D. This assignment is made and the Policy is to be held as collateral security
under the Agreement for any and all liabilities of the undersigned to the
Assignee, either now existing or that may hereafter arise between the
undersigned and the Assignee (all of which liabilities secured or to become
secured are herein called "Liabilities"). It is expressly agreed that all
sums received by the Assignee hereunder, either in the event of death of
the Insured, the maturity or surrender of the Policy, the obtaining of a
loan or advance on the Policy, or otherwise, shall first be applied to the
payment of one or more of the following in such order of preference as the
Assignee shall determine: (a) principal of and/or interest on Liabilities;
or (b) premiums paid by the Assignee on the Policy. In the event that the
undersigned is obligated to pay any amount to the Assignee under the
Agreement, the Assignee shall be entitled to direct payment from the
Insurer, and the right to direct the surrender of the Policy or to obtain
policy loans from the Insurer in order to enforce its rights under the
Agreement, upon written notice to the Insurer.

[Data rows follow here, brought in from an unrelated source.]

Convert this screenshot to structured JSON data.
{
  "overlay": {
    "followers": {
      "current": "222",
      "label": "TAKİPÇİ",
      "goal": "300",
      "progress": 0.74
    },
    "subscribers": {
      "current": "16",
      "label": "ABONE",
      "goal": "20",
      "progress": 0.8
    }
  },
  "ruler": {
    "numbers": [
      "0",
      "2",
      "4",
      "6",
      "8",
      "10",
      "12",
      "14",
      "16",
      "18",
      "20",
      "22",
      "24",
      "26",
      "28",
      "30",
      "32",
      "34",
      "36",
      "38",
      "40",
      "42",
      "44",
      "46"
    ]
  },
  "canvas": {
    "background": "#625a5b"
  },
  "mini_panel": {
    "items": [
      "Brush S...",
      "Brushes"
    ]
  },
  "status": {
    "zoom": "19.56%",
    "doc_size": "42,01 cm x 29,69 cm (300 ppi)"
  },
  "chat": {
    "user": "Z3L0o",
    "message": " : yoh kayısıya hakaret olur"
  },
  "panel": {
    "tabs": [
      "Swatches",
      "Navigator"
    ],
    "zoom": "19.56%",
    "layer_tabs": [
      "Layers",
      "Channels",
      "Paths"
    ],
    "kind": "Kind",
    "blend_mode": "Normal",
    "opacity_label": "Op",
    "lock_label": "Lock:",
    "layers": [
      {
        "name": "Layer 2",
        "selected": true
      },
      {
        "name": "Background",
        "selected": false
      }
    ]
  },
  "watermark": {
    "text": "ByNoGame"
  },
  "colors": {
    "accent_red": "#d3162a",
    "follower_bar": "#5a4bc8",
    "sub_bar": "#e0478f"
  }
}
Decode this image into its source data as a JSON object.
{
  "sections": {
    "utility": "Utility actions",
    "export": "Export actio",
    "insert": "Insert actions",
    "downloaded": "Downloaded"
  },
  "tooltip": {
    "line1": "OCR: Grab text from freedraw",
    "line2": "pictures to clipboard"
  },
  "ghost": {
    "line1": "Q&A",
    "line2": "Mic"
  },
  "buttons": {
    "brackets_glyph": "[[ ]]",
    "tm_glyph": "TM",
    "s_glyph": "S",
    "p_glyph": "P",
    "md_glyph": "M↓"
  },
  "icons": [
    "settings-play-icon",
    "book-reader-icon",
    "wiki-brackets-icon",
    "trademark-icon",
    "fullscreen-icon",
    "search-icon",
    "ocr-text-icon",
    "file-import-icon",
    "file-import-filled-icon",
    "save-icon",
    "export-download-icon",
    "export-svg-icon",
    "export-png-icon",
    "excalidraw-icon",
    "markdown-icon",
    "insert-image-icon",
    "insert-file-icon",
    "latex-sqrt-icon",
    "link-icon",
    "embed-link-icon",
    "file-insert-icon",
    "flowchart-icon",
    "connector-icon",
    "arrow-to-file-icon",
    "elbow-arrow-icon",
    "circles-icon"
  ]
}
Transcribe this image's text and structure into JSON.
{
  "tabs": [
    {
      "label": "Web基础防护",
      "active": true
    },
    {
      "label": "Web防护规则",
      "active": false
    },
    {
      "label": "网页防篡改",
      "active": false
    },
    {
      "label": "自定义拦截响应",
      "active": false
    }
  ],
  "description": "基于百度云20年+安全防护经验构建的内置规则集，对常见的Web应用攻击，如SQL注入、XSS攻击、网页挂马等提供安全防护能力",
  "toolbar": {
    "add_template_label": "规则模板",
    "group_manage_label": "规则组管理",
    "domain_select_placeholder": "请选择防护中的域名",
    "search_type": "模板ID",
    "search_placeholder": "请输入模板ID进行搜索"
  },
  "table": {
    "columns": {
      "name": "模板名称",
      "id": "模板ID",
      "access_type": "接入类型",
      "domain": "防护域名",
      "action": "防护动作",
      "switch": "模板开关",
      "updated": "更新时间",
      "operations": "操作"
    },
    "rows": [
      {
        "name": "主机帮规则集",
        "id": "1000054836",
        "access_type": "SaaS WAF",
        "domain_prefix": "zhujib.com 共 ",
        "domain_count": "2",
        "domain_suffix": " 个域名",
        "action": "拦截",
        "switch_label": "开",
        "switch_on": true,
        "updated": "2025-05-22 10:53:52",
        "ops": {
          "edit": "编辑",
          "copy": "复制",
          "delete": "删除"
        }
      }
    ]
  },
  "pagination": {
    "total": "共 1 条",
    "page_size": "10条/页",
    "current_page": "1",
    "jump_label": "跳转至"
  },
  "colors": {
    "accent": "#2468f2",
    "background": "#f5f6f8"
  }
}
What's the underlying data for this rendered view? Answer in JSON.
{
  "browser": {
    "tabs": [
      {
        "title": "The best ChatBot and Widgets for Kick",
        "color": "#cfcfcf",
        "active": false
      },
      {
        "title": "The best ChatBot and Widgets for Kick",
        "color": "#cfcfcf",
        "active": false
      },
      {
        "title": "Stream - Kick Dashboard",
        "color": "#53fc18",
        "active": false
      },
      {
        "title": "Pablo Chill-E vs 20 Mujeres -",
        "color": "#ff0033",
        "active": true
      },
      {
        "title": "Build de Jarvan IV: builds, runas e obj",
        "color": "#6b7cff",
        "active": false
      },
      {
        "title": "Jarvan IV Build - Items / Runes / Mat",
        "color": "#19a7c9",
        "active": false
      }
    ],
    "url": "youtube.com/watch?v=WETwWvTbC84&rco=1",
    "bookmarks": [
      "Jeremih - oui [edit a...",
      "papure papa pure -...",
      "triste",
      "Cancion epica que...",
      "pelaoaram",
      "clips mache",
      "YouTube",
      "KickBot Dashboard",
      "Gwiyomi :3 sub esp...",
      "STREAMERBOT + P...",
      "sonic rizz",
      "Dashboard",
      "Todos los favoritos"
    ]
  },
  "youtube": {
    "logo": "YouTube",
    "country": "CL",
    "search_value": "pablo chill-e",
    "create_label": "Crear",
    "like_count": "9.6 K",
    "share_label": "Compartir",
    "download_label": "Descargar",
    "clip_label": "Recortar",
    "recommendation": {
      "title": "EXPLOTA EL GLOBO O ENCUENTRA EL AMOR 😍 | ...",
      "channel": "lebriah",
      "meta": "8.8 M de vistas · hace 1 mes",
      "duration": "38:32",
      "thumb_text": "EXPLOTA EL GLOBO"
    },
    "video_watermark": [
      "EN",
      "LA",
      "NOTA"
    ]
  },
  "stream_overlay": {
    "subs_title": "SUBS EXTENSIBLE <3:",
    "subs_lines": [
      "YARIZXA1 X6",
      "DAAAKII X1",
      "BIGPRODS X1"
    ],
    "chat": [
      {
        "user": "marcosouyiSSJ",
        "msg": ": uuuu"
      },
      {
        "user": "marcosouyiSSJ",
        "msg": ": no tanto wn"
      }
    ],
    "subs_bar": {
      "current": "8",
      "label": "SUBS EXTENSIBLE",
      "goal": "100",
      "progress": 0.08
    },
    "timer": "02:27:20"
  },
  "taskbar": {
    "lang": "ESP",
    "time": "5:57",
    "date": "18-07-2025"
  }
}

E. The Assignee covenants and agrees with the undersigned as follows:
1. That any balance of the sums received hereunder from the Insurer
remaining after payment of the then existing Liabilities, matured or
unmatured, shall be paid by the Assignee to the persons entitled
thereto under the terms of the Policy had this assignment not been
executed;
2. That the Assignee will forward to the Insurer, upon request and
without unreasonable delay, the Policy for endorsement of any
designation or change of beneficiary or any election of an optional
mode of settlement.
F. The Insurer is hereby authorized to recognize the Assignee's claims to
rights hereunder without investigating the reason for any action taken by
the Assignee, or the validity or the amount of the Liabilities or the
existence of any default herein, or the giving of any notice, or the
application to be made by the Assignee of any amounts to be paid to the
Assignee. The sole receipt of the Assignee for any sums received shall be a
full discharge and release therefore to the Insurer. Checks for the sums
payable under the Policy and assigned herein shall be drawn to the
exclusive order of the Assignee if, when, and in such amounts, as may be
requested by the Assignee. The Insurer shall not take any notice of the
terms of any outside agreement or of any restrictions that may be imposed
on the Assignee thereby.
G. The Assignee shall be under no obligation to pay any premium, or the
principal of or interest on any loans or advances on the Policy, or any
other charges on the
Policy, but any such amounts so paid by the Assignee from its own funds
shall become a part of the Liabilities hereby secured except as may be
provided by the Agreement.
H. The Assignee may take or release other security, may release any party
primarily or secondarily liable for any of the Liabilities, may grant
extensions, renewals or indulgences with respect to the Liabilities, or may
apply to the Liabilities proceeds of the Policy hereby assigned or any
amount received on account of the Policy by the exercise of any right
permitted under this assignment, without resorting or regard to other
security.
I. The undersigned declares that no proceedings in bankruptcy are pending
against him and that his property is not subject to any assignment for the
benefit of creditors.
J. It is the intent of the undersigned to assign an interest in proceeds
becoming payable under the Policy as security for certain advances from the
Assignee, without giving the Assignee any incidents of ownership in the
Policy as defined under Section 2042 of the Internal Revenue Code (and
Regulations thereunder) presently in effect, or any successor thereto.
Signed this _______ day of ________________________ , 1999.